Beklentilerin gerçeklerden önemli sayıldığı bu piyasa dünyasında asıl hatayı nerede yapıyoruz dersiniz? Bu sorunun yanıtını düşünen olduğunu sanmıyoruz ama biz yine de merak edenler için açıklamaya çalışalım.
1- Beklentilere göre hareket yanılsaması
Ekonomi ve piyasaların beklentilere göre hareket etmesi gerektiği gibi bir yanılsamaya sahibiz. Beklentiler paralelinde gelen gerçekleşmeler sonrasında ekonominin iyi gittiğini düşünmek gibi bir saflığımız var. Psikologların Plasebo Etkisi dedikleri durumdur bu. Hiçbir kimyasal etkisi olmayan ilaçların insanları iyileştirmesi durumu gibi. Muhtemelen ekonomi de Zeki Müren gibi bir şey; bizi görüyor!

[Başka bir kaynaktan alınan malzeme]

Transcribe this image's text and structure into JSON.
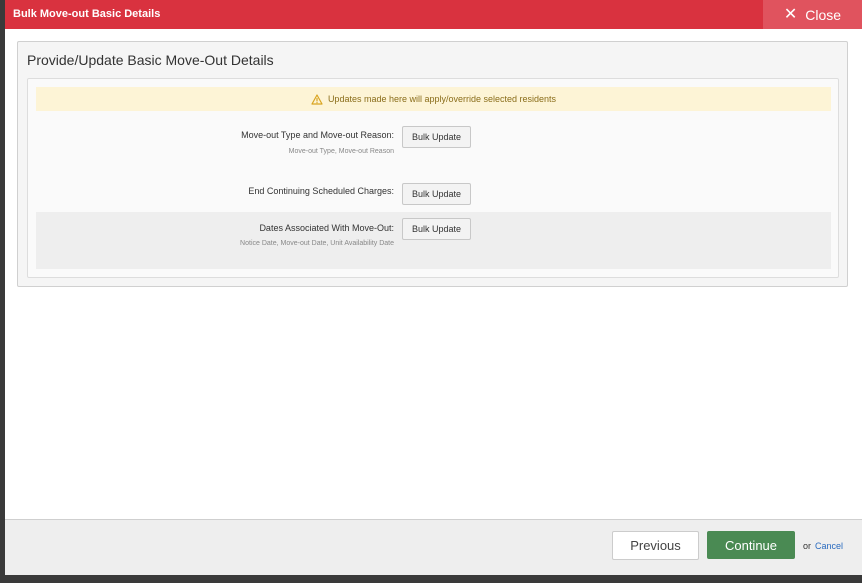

2- Beklenti altında kaldı diye altına teneke muamelesi yapmak
Beklentiler dahilinde gelmediyse değer, altına teneke muamelesi yapılır en akıllı insanların olduğu piyasalar denilen şu garip dünyada. 31 Aralık 2006 tarihi verilerine göre Google'ın cirosu %97, karı %82 artmıştı. Ama veriler açıklandığında borsadaki değeri %31, piyasa değeri 20 milyar dolar düşmüştü. İnsanlar Google hisse senetlerinden vahşi bir hayvandan kaçar gibi kaçmışlardı. Ne mi olmuştu? Wall Street analistleri daha iyi bir sonuç bekliyorlardı. Demek o yıllarda bu motorların meal ve hadis de aradığını yatırımcılar bilmiyormuş!

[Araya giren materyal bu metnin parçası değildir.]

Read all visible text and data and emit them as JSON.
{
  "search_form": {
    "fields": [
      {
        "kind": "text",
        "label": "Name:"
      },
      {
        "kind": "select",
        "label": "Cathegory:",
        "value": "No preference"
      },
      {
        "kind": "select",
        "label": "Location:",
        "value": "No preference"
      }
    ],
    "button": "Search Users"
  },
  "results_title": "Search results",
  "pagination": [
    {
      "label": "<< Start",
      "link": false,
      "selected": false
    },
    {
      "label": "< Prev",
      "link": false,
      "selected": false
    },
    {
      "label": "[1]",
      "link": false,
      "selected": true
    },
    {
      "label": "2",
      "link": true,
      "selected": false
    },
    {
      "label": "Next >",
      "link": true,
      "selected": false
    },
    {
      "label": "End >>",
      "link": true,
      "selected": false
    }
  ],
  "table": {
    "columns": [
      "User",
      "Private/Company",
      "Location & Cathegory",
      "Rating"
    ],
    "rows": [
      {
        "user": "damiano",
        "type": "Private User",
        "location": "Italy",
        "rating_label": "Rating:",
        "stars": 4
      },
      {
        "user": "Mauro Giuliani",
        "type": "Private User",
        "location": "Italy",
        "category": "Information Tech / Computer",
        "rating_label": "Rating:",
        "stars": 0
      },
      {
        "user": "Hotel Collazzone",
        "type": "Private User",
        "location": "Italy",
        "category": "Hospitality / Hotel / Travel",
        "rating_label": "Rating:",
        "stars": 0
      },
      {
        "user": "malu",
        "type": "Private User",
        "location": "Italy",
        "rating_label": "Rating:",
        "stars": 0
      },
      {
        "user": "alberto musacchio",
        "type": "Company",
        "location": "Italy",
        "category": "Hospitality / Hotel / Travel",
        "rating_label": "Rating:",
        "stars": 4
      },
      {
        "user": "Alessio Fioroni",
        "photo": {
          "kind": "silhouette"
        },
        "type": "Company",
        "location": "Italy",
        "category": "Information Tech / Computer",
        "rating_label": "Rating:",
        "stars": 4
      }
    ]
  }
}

3- Suçluyu değil kendini cezalandıran yatırımcı kitlesi
Piyasalardaki en aptal adam bile ekonomik verileri tahmin etmenin imkansız olduğunu bilir. Fakat gerçeklerin altında ya da üstünde gelen bir beklentinin ardından herkes akıl dışı davranmaya başlar. Beklentiyi yapan kişi, "Kötü tahminde bulundum, hata bende!" demesi gerekirken hiç böyle bir tavra girmez. Yatırımcı ise, "Bu aptal piyasaları tahmin edebilse zaten zengin olurdu, analist olmazdı!" demesi gerekirken, adeta önce kendini sonra tüm yatırımcıları cezalandırır gibi davranır. Hisse senetlerini gelecekte daha yüksek fiyata satmak varken ucuz fiyattan satıverir.
4- Kontrol edilemeyecek şeyi tahmin etme aptallığı
Hisse senedi fiyatlarını birileri tahmin ediyordu da bizim analistler mi yapamadılar? Bu kadar basit bir soruyu bile yatırımcılar kendilerine sormadan hemen atağa geçerler. 2006'da Juniper Networks hisse başına analistlerin beklentilerinin cent'in onda birinin altında bir kar açıkladığında, hisse fiyatı %21 düşmüştü. Böyle bir kitleye ne deseniz fayda etmez herhalde. Son derece akıl dışı.
5- Düşünmek hissetmekten daha zahmetlidir
Akılcı şekilde tartıp biçmek, sezgilere göre hareket etmekten çok daha fazla bilinç gerektirir. Başka şekilde söylersek, sezgileriyle hareket edenler daha az ince eleyip sık düşünür. Daha da açık söylersek, beklentide bulunanlar düşünerek değil uydurarak beklerler. Bunu öngörülemez bir durumun düşünerek öngörülemeyeceği gerçeğinden de çıkarabiliriz. Analist kardeşim, sen kendini yorma, salla gitsin!
Kısaca özetlersek, beklentiler piyasaların lezzet ikizidir; ketçap yoksa pizza lezzetsizdir, beklenti yoksa getiri azdır. Ama hepsinden önemlisi, kamyon arkasında yazan şu söz piyasa yatırımcıları için de aynen geçerlidir: Adriana Lima'nın aldatıldığı bu dünyada seni harcarlar Hatçee!